Equations in three singular moduli: the equal exponent case

TL;DR

This paper classifies all singular moduli solutions to certain algebraic equations involving equal exponents, including Fermat equations, showing that solutions must have a zero among the moduli.

Contribution

It provides an explicit classification of singular moduli solutions to specific algebraic equations and generalizes previous results on fields generated by sums and products of two singular moduli.

Findings

Solutions to the Fermat equations in singular moduli have a zero among the variables.

All solutions to the classified equations satisfy that the product of the three singular moduli is zero.

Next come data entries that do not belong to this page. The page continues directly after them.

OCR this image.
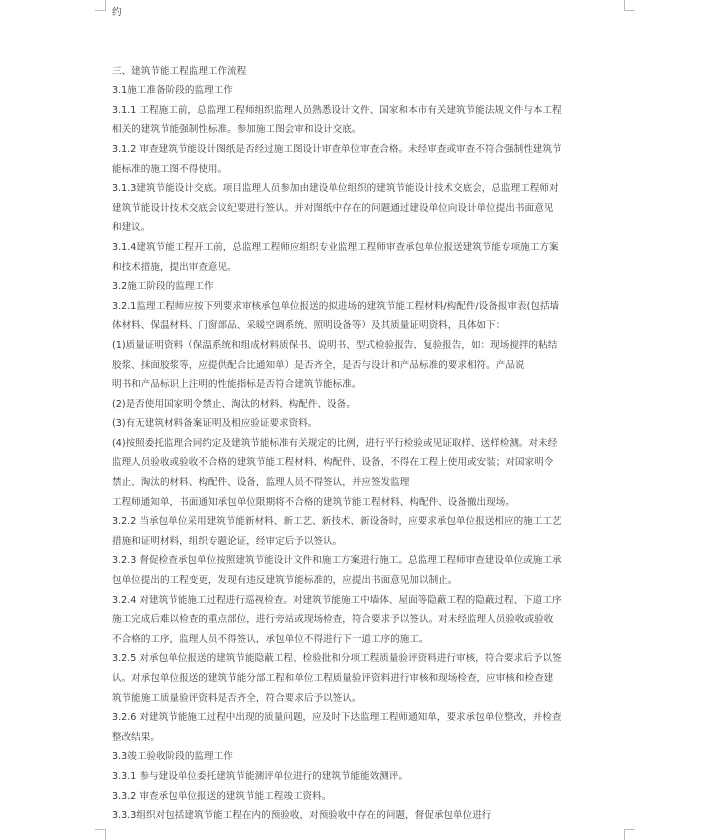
约
三、建筑节能工程监理工作流程
3.1施工准备阶段的监理工作
3.1.1 工程施工前，总监理工程师组织监理人员熟悉设计文件、国家和本市有关建筑节能法规文件与本工程
相关的建筑节能强制性标准。参加施工图会审和设计交底。
3.1.2 审查建筑节能设计图纸是否经过施工图设计审查单位审查合格。未经审查或审查不符合强制性建筑节
能标准的施工图不得使用。
3.1.3建筑节能设计交底。项目监理人员参加由建设单位组织的建筑节能设计技术交底会，总监理工程师对
建筑节能设计技术交底会议纪要进行签认。并对图纸中存在的问题通过建设单位向设计单位提出书面意见
和建议。
3.1.4建筑节能工程开工前，总监理工程师应组织专业监理工程师审查承包单位报送建筑节能专项施工方案
和技术措施，提出审查意见。
3.2施工阶段的监理工作
3.2.1监理工程师应按下列要求审核承包单位报送的拟进场的建筑节能工程材料/构配件/设备报审表(包括墙
体材料、保温材料、门窗部品、采暖空调系统、照明设备等）及其质量证明资料，具体如下：
(1)质量证明资料（保温系统和组成材料质保书、说明书、型式检验报告、复验报告，如：现场搅拌的粘结
胶浆、抹面胶浆等，应提供配合比通知单）是否齐全，是否与设计和产品标准的要求相符。产品说
明书和产品标识上注明的性能指标是否符合建筑节能标准。
(2)是否使用国家明令禁止、淘汰的材料、构配件、设备。
(3)有无建筑材料备案证明及相应验证要求资料。
(4)按照委托监理合同约定及建筑节能标准有关规定的比例，进行平行检验或见证取样、送样检测。对未经
监理人员验收或验收不合格的建筑节能工程材料、构配件、设备，不得在工程上使用或安装；对国家明令
禁止、淘汰的材料、构配件、设备，监理人员不得签认，并应签发监理
工程师通知单，书面通知承包单位限期将不合格的建筑节能工程材料、构配件、设备撤出现场。
3.2.2 当承包单位采用建筑节能新材料、新工艺、新技术、新设备时，应要求承包单位报送相应的施工工艺
措施和证明材料，组织专题论证，经审定后予以签认。
3.2.3 督促检查承包单位按照建筑节能设计文件和施工方案进行施工。总监理工程师审查建设单位或施工承
包单位提出的工程变更，发现有违反建筑节能标准的，应提出书面意见加以制止。
3.2.4 对建筑节能施工过程进行巡视检查。对建筑节能施工中墙体、屋面等隐蔽工程的隐蔽过程、下道工序
施工完成后难以检查的重点部位，进行旁站或现场检查，符合要求予以签认。对未经监理人员验收或验收
不合格的工序，监理人员不得签认，承包单位不得进行下一道工序的施工。
3.2.5 对承包单位报送的建筑节能隐蔽工程、检验批和分项工程质量验评资料进行审核，符合要求后予以签
认。对承包单位报送的建筑节能分部工程和单位工程质量验评资料进行审核和现场检查，应审核和检查建
筑节能施工质量验评资料是否齐全，符合要求后予以签认。
3.2.6 对建筑节能施工过程中出现的质量问题，应及时下达监理工程师通知单，要求承包单位整改，并检查
整改结果。
3.3竣工验收阶段的监理工作
3.3.1 参与建设单位委托建筑节能测评单位进行的建筑节能能效测评。
3.3.2 审查承包单位报送的建筑节能工程竣工资料。
3.3.3组织对包括建筑节能工程在内的预验收，对预验收中存在的问题，督促承包单位进行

The paper extends known results on fields generated by sums and products of two singular moduli.

Abstract

Let $a \in \mathbb{Z}_{>0}$ and $\epsilon_1, \epsilon_2, \epsilon_3 \in \{\pm 1\}$. We classify explicitly all singular moduli $x_1, x_2, x_3$ satisfying either $\epsilon_1 x_1^a + \epsilon_2 x_2^a + \epsilon_3 x_3^a \in \mathbb{Q}$ or $(x_1^{\epsilon_1} x_2^{\epsilon_2} x_3^{\epsilon_3})^{a} \in \mathbb{Q}^{\times}$. In particular, we show that all the solutions in singular moduli $x_1, x_2, x_3$ to the Fermat equations $x_1^a + x_2^a + x_3^a= 0$ and $x_1^a + x_2^a - x_3^a= 0$ satisfy $x_1 x_2 x_3 = 0$. Our proofs use a generalisation of a result of Faye and Riffaut on the fields generated by sums and products of two singular moduli, which we also establish.